Agostinho decide então voltar a Tagaste, para morar com seus amigos e entregar-se inteiramente ao serviço de Deus por meio da oração e o estudo. Em 391, em Hipona, era proclamado sacerdote pelo povo, tendo sido ordenado pelo bispo Valério. Em 395 era consagrado bispo da cidade, daí Agostinho de Hipona. Vivia em comunidade, tentando seguir o ideal das primeiras comunidades cristãs, na pobreza e na partilha. A comunidade eclesial de Hipona, em torno do prelado Agostinho, era formada em boa parte por pobres, dos quais a voz era aquele santo bispo, que os apoiava, defendia.
Agostinho enquanto bispo defendia que uma das suas funções era administrar os bens da Igreja, de forma a recolher daí benefícios, para depois os dividir entre os pobres. Acolher os peregrinos, proteger órfãos e viúvas, entre outras funções, notabilizaram o episcopado de Agostinho, tudo encarando como um serviço aos pobres e à Igreja. Contrariado, foi ainda juiz, afamado pela inteligência e justiça.

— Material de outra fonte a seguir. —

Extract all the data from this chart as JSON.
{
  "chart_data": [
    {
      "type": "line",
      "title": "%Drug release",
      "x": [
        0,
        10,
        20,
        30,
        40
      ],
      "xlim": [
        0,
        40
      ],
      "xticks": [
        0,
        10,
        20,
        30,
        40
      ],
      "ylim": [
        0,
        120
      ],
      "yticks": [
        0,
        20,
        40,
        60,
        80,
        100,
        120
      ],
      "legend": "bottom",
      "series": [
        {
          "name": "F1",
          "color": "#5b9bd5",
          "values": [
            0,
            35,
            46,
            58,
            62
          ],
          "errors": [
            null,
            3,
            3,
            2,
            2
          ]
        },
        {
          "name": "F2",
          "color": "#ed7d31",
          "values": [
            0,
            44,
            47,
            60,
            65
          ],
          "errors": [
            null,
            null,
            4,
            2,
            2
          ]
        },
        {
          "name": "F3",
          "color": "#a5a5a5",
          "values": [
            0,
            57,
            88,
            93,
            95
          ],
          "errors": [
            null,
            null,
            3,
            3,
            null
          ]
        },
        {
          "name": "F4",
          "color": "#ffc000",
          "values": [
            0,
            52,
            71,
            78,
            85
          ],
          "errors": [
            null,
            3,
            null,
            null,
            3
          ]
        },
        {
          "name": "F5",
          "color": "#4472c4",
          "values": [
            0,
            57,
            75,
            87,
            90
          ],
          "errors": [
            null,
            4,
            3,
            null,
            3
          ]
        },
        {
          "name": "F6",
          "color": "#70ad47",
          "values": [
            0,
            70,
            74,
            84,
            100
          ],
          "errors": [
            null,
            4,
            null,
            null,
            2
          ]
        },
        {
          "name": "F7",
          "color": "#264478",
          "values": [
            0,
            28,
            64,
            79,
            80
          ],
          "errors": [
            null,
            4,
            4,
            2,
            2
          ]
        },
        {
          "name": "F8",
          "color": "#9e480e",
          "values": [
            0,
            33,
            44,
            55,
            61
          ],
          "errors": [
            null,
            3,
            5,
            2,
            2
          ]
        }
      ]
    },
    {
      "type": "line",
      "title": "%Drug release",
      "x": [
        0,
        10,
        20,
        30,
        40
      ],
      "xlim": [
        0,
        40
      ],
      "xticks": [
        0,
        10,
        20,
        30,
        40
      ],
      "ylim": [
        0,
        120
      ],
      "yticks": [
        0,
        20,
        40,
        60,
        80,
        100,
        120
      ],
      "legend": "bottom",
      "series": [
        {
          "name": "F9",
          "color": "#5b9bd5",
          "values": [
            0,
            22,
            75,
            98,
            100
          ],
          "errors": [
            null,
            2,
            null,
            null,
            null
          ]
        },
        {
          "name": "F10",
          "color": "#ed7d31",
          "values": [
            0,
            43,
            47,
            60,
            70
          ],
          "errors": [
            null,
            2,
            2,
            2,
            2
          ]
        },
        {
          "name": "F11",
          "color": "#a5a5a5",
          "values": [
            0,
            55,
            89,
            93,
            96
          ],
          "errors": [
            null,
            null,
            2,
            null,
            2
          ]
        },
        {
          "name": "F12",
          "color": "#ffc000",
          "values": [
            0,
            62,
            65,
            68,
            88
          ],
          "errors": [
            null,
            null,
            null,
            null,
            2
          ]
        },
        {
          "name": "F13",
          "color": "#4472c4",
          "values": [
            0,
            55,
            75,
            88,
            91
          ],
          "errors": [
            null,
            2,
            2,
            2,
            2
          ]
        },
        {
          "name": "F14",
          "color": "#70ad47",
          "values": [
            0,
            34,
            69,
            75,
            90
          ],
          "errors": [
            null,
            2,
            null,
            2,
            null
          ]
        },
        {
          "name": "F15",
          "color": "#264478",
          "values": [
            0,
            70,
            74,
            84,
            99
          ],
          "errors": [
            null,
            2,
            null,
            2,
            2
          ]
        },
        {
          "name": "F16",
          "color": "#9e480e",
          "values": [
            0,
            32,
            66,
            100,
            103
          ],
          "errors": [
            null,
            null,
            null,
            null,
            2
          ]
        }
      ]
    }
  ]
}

Tinha ainda tempo, numa era de labor apostólico intenso, de pregação, acção pastoral, etc., para estudar e escrever, mas principalmente, orar. Escreveu, tanto quanto sabemos, 113 obras, sem contar as Cartas – conservam-se mais de duzentas – e os Sermões. A maior parte das obras de Santo Agostinho surgiu no contexto dos problemas ou das preocupações doutrinais em debate na Igreja do seu tempo; as polémicas em que ele mesmo esteve envolvido, principalmente contra os Maniqueístas (heresia que defendia um confuso dualismo cósmico – o bem contra o mal em eterno conflito – e desvalorizavam de forma perversa toda a Criação), os Donatistas (que atribuíam a eficácia dos sacramentos unicamente ao ministro, negando sua acção, como sinal eficaz da graça e ainda se consideravam a “Igreja dos santos”) e os Pelagianistas (que defendiam que o homem se salva por suas próprias forças, sem precisar da graça de Deus).
Além do combate aos adversários da Igreja, este prolífico Autor escreveu outras obras, de natureza exegética (“Sobre a Trindade”), e pastoral (“Sobre a Catequese dos simples”). Mas, destaque-se a Cidade de Deus, o primeiro intento de interpretação cristã da história, e as Confissões, onde Agostinho demonstra que o Mal é gerado pela fraqueza dos homens, além de evidenciar e demonstrar Deus como fonte de todo o Bem e da Verdade absoluta. As Confissões são pois um louvor à Graça de Deus. A sua obra e todo o seu pensamento ultrapassariam todavia os limites da sua época e viriam a influenciar decisivamente, para lá do Ano Mil, toda a Idade Média e depois até à nossa época, no pensamento, na Filosofia e na Teologia, na cultura e na vida religiosa. Agostinho morreu no dia 28 de Agosto do ano 430 e seus restos, depois de longa peregrinação, descansam na cidade de Pavia, no norte da Itália.